If you've practiced the value approach for any time at all, you've certainly suffered the pain of buying an undervalued stock -- only to see it fall further.
And that's entirely apart from those times you or I are wrong about making the purchase in the first place.
One of the benefits of reading -- and reading some more and then still more -- is coming across wise words that remind us to keep focused on the long term:
Charles Brandes, founder of Brandes Investment Partners, said in his
book Value Investing Today, that short-term periods of underperformance
are part of the investing process.
"Don't expect to achieve financial success overnight. There will be periods when stocks aren't performing well. That is when patience becomes especially important to your long-term success."
Value investors commonly buy companies that are considered cheap because they are unpopular with the investing public, or the marketplace is over-reacting to negative events affecting the company.

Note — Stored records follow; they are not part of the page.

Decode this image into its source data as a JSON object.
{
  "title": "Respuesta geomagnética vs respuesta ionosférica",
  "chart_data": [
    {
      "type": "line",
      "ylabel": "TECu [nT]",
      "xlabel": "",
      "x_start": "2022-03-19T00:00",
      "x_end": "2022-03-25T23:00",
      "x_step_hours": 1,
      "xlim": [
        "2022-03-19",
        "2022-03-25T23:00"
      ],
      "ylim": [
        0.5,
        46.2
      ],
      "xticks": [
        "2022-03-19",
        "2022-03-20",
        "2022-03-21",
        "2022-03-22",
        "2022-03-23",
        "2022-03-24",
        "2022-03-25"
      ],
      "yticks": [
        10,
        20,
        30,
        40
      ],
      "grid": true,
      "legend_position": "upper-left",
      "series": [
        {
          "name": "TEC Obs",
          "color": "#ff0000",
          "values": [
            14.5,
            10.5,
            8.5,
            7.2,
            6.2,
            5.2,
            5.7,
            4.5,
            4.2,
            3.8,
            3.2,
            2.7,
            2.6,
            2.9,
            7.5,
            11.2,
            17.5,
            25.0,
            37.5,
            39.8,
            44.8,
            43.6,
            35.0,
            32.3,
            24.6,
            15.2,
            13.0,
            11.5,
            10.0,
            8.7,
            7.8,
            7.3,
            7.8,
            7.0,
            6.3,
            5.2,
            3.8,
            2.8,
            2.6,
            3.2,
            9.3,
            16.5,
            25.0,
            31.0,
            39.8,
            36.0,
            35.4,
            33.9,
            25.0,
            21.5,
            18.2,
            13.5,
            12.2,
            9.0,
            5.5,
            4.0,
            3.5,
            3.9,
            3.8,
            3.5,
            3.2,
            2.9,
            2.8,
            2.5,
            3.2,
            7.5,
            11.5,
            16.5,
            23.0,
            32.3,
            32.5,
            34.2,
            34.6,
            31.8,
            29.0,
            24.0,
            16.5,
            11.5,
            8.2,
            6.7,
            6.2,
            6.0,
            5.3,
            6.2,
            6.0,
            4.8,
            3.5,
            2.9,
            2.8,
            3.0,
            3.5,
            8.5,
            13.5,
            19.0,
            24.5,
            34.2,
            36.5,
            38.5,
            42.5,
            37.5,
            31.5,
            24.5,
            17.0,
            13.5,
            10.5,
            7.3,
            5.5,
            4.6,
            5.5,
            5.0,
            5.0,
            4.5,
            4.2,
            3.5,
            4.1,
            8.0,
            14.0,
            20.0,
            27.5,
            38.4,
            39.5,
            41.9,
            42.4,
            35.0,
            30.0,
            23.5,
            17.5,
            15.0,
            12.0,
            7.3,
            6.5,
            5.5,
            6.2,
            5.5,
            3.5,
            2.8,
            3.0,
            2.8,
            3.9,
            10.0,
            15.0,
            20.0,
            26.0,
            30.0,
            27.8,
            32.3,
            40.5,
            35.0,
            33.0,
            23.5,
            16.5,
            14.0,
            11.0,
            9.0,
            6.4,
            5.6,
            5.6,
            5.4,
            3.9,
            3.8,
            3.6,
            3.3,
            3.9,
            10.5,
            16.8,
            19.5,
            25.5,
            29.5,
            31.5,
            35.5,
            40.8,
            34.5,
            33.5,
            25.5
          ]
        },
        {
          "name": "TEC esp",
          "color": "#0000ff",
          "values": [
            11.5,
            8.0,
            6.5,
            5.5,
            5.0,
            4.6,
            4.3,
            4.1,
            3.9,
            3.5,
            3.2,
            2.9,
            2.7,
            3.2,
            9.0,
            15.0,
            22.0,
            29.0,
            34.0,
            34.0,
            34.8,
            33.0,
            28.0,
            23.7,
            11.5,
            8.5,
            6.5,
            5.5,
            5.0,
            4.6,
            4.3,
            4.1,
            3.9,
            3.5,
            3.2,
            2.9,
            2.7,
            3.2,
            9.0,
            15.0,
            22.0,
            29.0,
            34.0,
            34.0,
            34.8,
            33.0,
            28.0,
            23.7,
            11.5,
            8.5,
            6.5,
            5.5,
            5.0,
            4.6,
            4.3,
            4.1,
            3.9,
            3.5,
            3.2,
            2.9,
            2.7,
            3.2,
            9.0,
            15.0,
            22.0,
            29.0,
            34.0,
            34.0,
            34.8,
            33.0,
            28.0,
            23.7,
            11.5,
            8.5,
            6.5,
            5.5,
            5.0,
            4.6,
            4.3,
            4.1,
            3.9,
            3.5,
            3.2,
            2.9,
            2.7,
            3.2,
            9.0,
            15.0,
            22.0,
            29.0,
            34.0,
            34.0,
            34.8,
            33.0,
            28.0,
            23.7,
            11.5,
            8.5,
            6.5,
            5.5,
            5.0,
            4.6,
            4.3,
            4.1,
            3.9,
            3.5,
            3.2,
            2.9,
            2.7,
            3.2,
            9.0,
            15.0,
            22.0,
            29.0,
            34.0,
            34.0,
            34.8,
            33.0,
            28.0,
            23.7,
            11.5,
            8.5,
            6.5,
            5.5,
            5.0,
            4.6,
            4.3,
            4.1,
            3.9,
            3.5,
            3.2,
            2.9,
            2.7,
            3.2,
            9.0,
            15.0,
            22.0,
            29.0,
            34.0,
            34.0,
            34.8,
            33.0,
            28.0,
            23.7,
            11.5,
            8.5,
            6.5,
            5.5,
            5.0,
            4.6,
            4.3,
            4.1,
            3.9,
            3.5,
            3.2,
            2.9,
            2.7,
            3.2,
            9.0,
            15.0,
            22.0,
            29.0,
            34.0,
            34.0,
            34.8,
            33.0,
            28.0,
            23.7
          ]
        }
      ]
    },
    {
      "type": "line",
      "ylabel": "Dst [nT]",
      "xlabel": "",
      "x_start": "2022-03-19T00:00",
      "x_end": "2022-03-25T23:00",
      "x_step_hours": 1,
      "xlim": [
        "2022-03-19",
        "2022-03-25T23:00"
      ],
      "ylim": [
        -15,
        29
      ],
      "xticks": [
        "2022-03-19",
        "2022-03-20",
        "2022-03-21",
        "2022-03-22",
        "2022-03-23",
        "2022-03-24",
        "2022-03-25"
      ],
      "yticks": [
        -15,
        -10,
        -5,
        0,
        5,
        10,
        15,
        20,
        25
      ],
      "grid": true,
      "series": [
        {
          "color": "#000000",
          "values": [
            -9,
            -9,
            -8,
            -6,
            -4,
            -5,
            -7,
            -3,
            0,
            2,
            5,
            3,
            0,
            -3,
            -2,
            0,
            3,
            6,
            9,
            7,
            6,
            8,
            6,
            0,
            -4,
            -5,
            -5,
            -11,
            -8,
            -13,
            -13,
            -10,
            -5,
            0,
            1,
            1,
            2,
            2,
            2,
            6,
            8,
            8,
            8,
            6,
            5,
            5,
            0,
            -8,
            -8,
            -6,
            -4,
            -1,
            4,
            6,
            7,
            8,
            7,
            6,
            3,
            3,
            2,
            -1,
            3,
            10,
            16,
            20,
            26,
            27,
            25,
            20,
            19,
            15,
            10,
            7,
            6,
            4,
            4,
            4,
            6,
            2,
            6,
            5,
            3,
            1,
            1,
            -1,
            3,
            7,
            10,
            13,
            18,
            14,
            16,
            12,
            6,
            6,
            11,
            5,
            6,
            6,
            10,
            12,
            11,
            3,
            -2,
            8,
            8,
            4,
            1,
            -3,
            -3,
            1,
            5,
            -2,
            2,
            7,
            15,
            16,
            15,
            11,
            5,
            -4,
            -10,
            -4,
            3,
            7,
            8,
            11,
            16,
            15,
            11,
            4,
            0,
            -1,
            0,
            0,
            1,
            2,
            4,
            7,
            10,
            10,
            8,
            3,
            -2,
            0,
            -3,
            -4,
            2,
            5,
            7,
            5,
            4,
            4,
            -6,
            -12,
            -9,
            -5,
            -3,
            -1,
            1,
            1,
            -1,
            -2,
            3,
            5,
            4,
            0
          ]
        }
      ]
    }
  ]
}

Sometimes, after a value manager buys an undervalued company, its stock price drops even further. But they believe this decline further increases the margin of safety, providing investors with a great opportunity to buy more at a discounted price.
What it also does, in the short-term anyway, is negatively affect performance.
Regular readers know I suffered shorter term losses in stocks like Deckers and General Motors and Fairfax Financial before they turned out winners. Deckers closed out so that was a winner for certain. GM and Fairfax could become losers yet, but I seriously doubt it. Let's see what the future holds for -- you guessed it -- my two Japanese consumer lenders. Plus Mueller Water and Media General.